Thesis Type: Doctorate

Institution Of The Thesis: Uludağ Üniversitesi, Turkey

Approval Date: 2014

Thesis Language: Turkish

Student: MÜGE TOGAN

Supervisor: İSMAİL NACİ CANGÜL

Abstract:

In this work, subdivision graphs are recalled, r-subdivision graphs are defined and ten types of Zagreb indices of these graphs are calculated. This application shows that it is enough to know only the number of vertices and edges of the graphs, instead of dealing with the degrees of all vertices of the graphs and it provides great convenience for the calculation of the Zagreb indices. This thesis consists of four chapters. First chapter is introduction, and a brief summary of related literature and the necessary preliminaries are given in this chapter. Some basic concepts which will be used in the forthcoming chapters are introduced here.

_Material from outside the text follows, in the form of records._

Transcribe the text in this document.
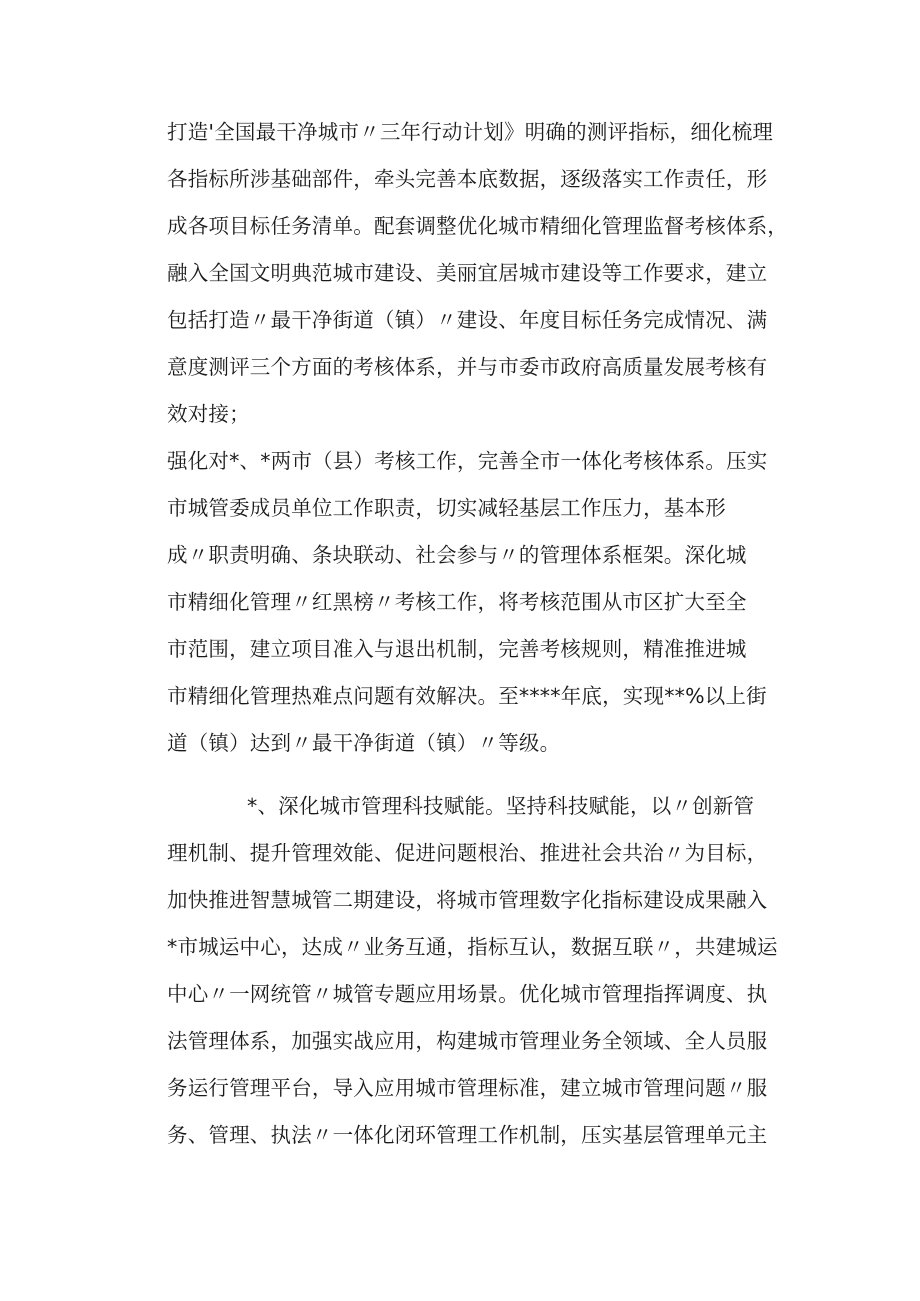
打造'全国最干净城市〃三年行动计划》明确的测评指标，细化梳理
各指标所涉基础部件，牵头完善本底数据，逐级落实工作责任，形
成各项目标任务清单。配套调整优化城市精细化管理监督考核体系，
融入全国文明典范城市建设、美丽宜居城市建设等工作要求，建立
包括打造〃最干净街道（镇）〃建设、年度目标任务完成情况、满
意度测评三个方面的考核体系，并与市委市政府高质量发展考核有
效对接；
强化对*、*两市（县）考核工作，完善全市一体化考核体系。压实
市城管委成员单位工作职责，切实减轻基层工作压力，基本形
成〃职责明确、条块联动、社会参与〃的管理体系框架。深化城
市精细化管理〃红黑榜〃考核工作，将考核范围从市区扩大至全
市范围，建立项目准入与退出机制，完善考核规则，精准推进城
市精细化管理热难点问题有效解决。至****年底，实现**%以上街
道（镇）达到〃最干净街道（镇）〃等级。
*、深化城市管理科技赋能。坚持科技赋能，以〃创新管
理机制、提升管理效能、促进问题根治、推进社会共治〃为目标，
加快推进智慧城管二期建设，将城市管理数字化指标建设成果融入
*市城运中心，达成〃业务互通，指标互认，数据互联〃，共建城运
中心〃一网统管〃城管专题应用场景。优化城市管理指挥调度、执
法管理体系，加强实战应用，构建城市管理业务全领域、全人员服
务运行管理平台，导入应用城市管理标准，建立城市管理问题〃服
务、管理、执法〃一体化闭环管理工作机制，压实基层管理单元主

In the second chapter, Zagreb and multiplicative Zagreb indices and coindices of graphs, total multpilicative sum Zagreb index and multpilicative sum Zagreb index are introduced and some results and theorems for all these Zagreb indices are given. In the third chapter, ten types of Zagreb indices are calculated for some well-known graphs, such as path graph, cycle graph, star graph, complete graph, complete bipartite graph and tadpole graph and some results are obtained. In the fourth chapter, ten types of Zagreb indices of subdivision and r-subdivision graphs for some well-known graphs are given and some inequalities which shows the relations between several Zagreb indices of subdivision graphs are obtained.